Элегия мертвых дней
Шрифт:
– Эй, учитель!.. Потише там…
Назад – к примитивности… Ухожу из этого мира… Все тот же инстинкт человека-кокона: изолироваться от окружающего, замкнуться в себе, погрузиться как можно глубже, пусть даже ценой исчезновения навек. Естественно, выйдя из запоя, мой знакомый снова, как пробка, всплыл на поверхность, только сменил место работы. Но было много и таких, кому всплыть так и не удалось.
Корчма на Пиротской и кабак в глубине двора были берлогами на дне бездны. Но они не были исключением. Такая же берлога близ крытого рынка носила название „Морг". Ее окрестили так потому, что там царила невыносимая духота, и еще потому, что ее завсегдатаи вряд ли могли рассчитывать на долголетие. Человека, попавшего сюда впервые, по вполне объяснимым причинам
Компанией, из-за которой я, бывало, хаживал сюда, верховодил Талей, здоровенный бугай с невероятно вместительной утробой, по крайней мере в отношении спиртного. По неписаному закону у каждой кабацкой компании был свой неофициальный, но общепризнанный вожак. Компании были разные, вожаки так же, но один принцип оставался неизменным: вожаком становился человек, пользовавшийся авторитетом, а под этим, между прочим, подразумевалось и то, что он пьянел медленнее, чем остальные. В корчме в глубине двора верховодил Гошо Свинтус, в „Трявне" – Замбо, в „Шевке" – Ламар, а в „Морге" – Талей. Если бы в один прекрасный день вожаки вздумали потягаться силами, то, я уверен, Талей всех заткнул бы за пояс.
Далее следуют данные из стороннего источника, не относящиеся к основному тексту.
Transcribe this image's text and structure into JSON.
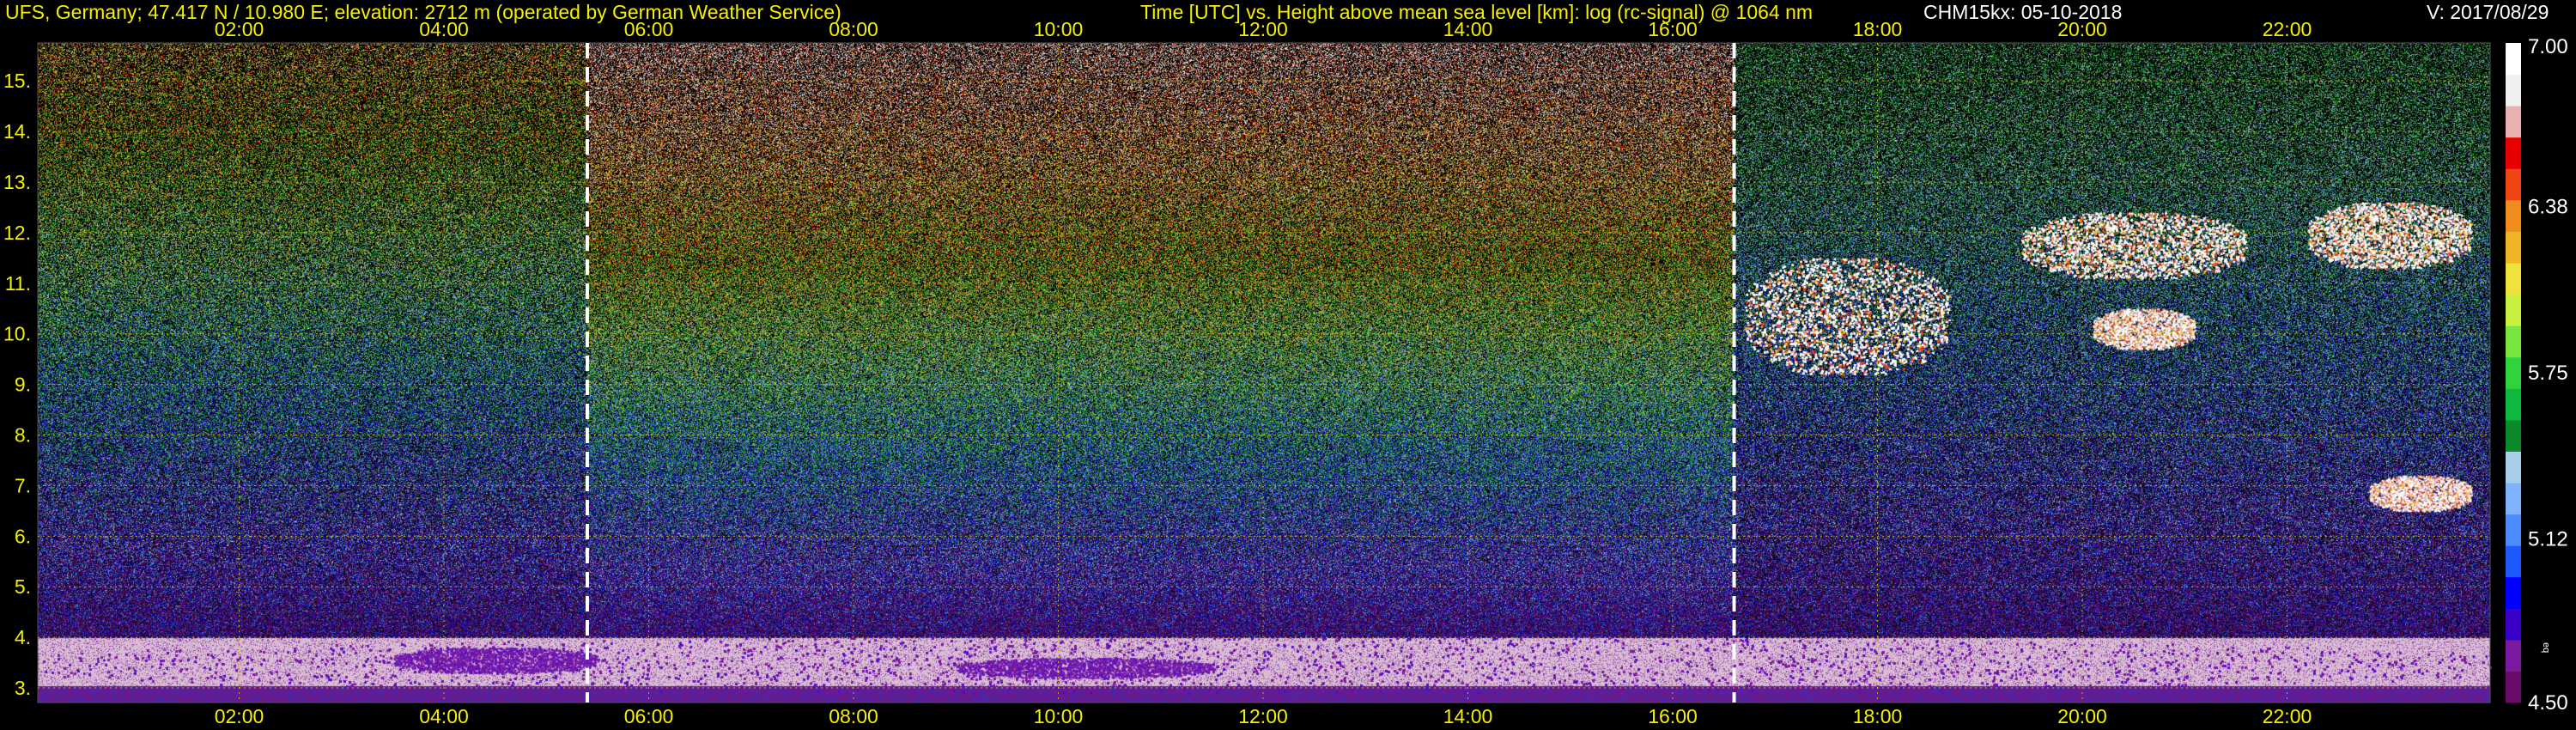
{
  "header": {
    "station": "UFS, Germany; 47.417 N / 10.980 E; elevation: 2712 m  (operated by German Weather Service)",
    "plot_title": "Time [UTC] vs. Height above mean sea level [km]: log (rc-signal) @ 1064 nm",
    "instrument": "CHM15kx: 05-10-2018",
    "version": "V: 2017/08/29"
  },
  "colors": {
    "background": "#000000",
    "text_yellow": "#f4f000",
    "grid": "#d8d000",
    "marker_line": "#ffffff"
  },
  "chart_data": {
    "type": "heatmap",
    "title": "Time [UTC] vs. Height above mean sea level [km]: log (rc-signal) @ 1064 nm",
    "xlabel": "Time [UTC]",
    "ylabel": "Height above mean sea level [km]",
    "x_ticks": [
      "02:00",
      "04:00",
      "06:00",
      "08:00",
      "10:00",
      "12:00",
      "14:00",
      "16:00",
      "18:00",
      "20:00",
      "22:00"
    ],
    "x_tick_hours": [
      2,
      4,
      6,
      8,
      10,
      12,
      14,
      16,
      18,
      20,
      22
    ],
    "xlim_hours": [
      0,
      24
    ],
    "y_ticks": [
      "3.",
      "4.",
      "5.",
      "6.",
      "7.",
      "8.",
      "9.",
      "10.",
      "11.",
      "12.",
      "13.",
      "14.",
      "15."
    ],
    "y_tick_values": [
      3,
      4,
      5,
      6,
      7,
      8,
      9,
      10,
      11,
      12,
      13,
      14,
      15
    ],
    "ylim_km": [
      2.712,
      15.75
    ],
    "grid": true,
    "marker_lines_hours": [
      5.4,
      16.6
    ],
    "colorbar": {
      "ticks": [
        "7.00",
        "6.38",
        "5.75",
        "5.12",
        "4.50"
      ],
      "tick_values": [
        7.0,
        6.38,
        5.75,
        5.12,
        4.5
      ],
      "range": [
        4.5,
        7.0
      ],
      "unit_label": "eq",
      "colors": [
        "#6a0a6a",
        "#7a1aa0",
        "#3a00c8",
        "#0000ff",
        "#1e5aff",
        "#4c8cff",
        "#7fb2ff",
        "#a8cfe8",
        "#0a8a2a",
        "#10b840",
        "#32d23c",
        "#78e640",
        "#c8f040",
        "#f0e23c",
        "#f0b428",
        "#f08c1e",
        "#f04614",
        "#e60000",
        "#e8b0b0",
        "#f0f0f0",
        "#ffffff"
      ]
    },
    "features": [
      {
        "name": "boundary layer",
        "hours": [
          0,
          24
        ],
        "km": [
          2.9,
          4.0
        ]
      },
      {
        "name": "aerosol layer",
        "hours": [
          3.5,
          5.5
        ],
        "km": [
          3.3,
          3.8
        ]
      },
      {
        "name": "aerosol layer",
        "hours": [
          9.0,
          11.5
        ],
        "km": [
          3.2,
          3.6
        ]
      },
      {
        "name": "cloud",
        "hours": [
          16.7,
          18.7
        ],
        "km": [
          9.2,
          11.5
        ]
      },
      {
        "name": "cloud",
        "hours": [
          19.4,
          21.6
        ],
        "km": [
          11.1,
          12.4
        ]
      },
      {
        "name": "cloud",
        "hours": [
          20.1,
          21.1
        ],
        "km": [
          9.7,
          10.5
        ]
      },
      {
        "name": "cloud",
        "hours": [
          22.2,
          23.8
        ],
        "km": [
          11.3,
          12.6
        ]
      },
      {
        "name": "cloud",
        "hours": [
          22.8,
          23.8
        ],
        "km": [
          6.5,
          7.2
        ]
      }
    ]
  }
}
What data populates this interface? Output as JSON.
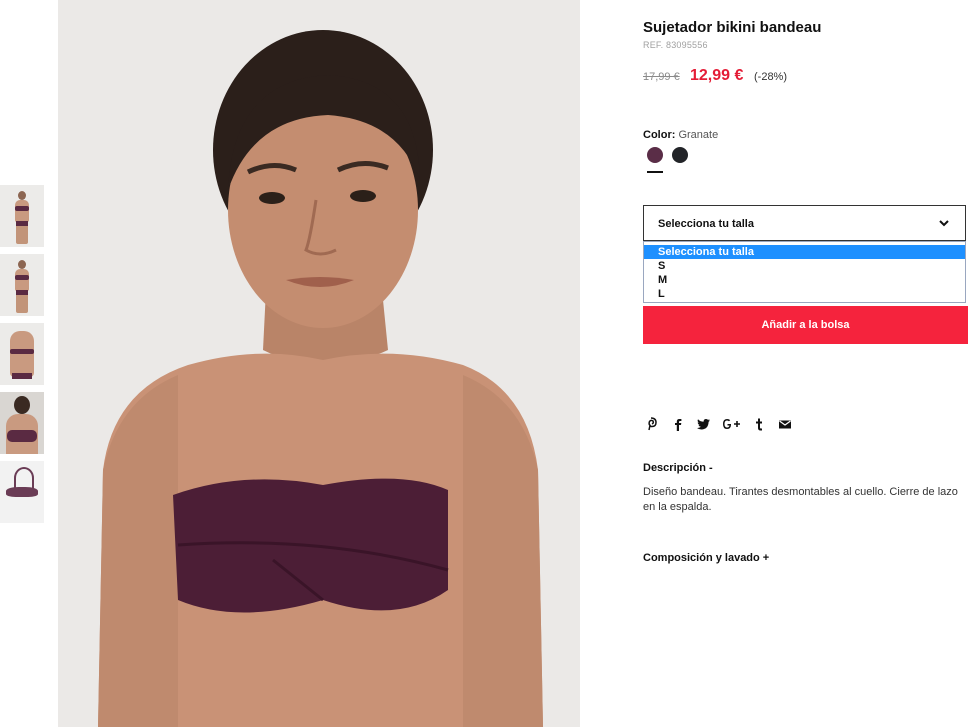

За столом Талей не любил вдаваться в досужие разговоры, но если даже и вдавался, то они отнюдь не сводились к сентенциям о смысле жизни. Это были простые и деловые люди, без потуг на артистическую изысканность. Один из них, завидев меня, всегда восклицал:
– Мы не умеем сочинять стихи. Самое большое, на что мы способны, это нализаться…
Реплика встречалась одобрительными возгласами остальных присутствующих, убежденных, что пьянство есть высшая форма творческой деятельности, причем в любом случае гораздо более полезная, чем стихоплетство.
Талей, как и большинство здоровяков атлетического сложения, был сущим добряком и всегда встречал меня с распростертыми объятиями, хотя и несколько опасался, что я, будучи подшофе, могу погрузиться в какую-нибудь серьезную тему и всем наскучить. Здесь не мудрствовали, здесь пили основательно и без лишней суеты, так что вздумай я угнаться за принятыми здесь темпами, меня через пару часов вполне могли вынести на носилках.
Берлоги на дне бездны были мрачными, иногда даже ужасающими, но не знаю почему, я заходил сюда чаще, чем в артистические заведения типа „Луки", „Пальмы", „Бродяги" и прочих. Может, потому, что в артистических заведениях часть посетителей собиралась не для того, чтобы выпить, а для того, чтобы пофасонить. То была другая разновидность кабацкой фауны – люди, которых хлебом не корми, но дай порисоваться. Такой посетитель за одной рюмкой ракии или вина обменяется со знакомыми или с шапочно знакомыми тремя дюжинами приветствий и улыбок, намелет вздору с три короба, все содержание и единственный смысл коего сводится к тому, чтобы обратили внимание на его собственную персону, он кокетничает тем, как небрежно забрасывает ногу на ногу, держит мундштук и поднимает бокал, как поблескивает на солнце его перстень. Завсегдатаи берлог, может, и не отличались высокой духовной культурой, но по крайней мере не скрывали этого.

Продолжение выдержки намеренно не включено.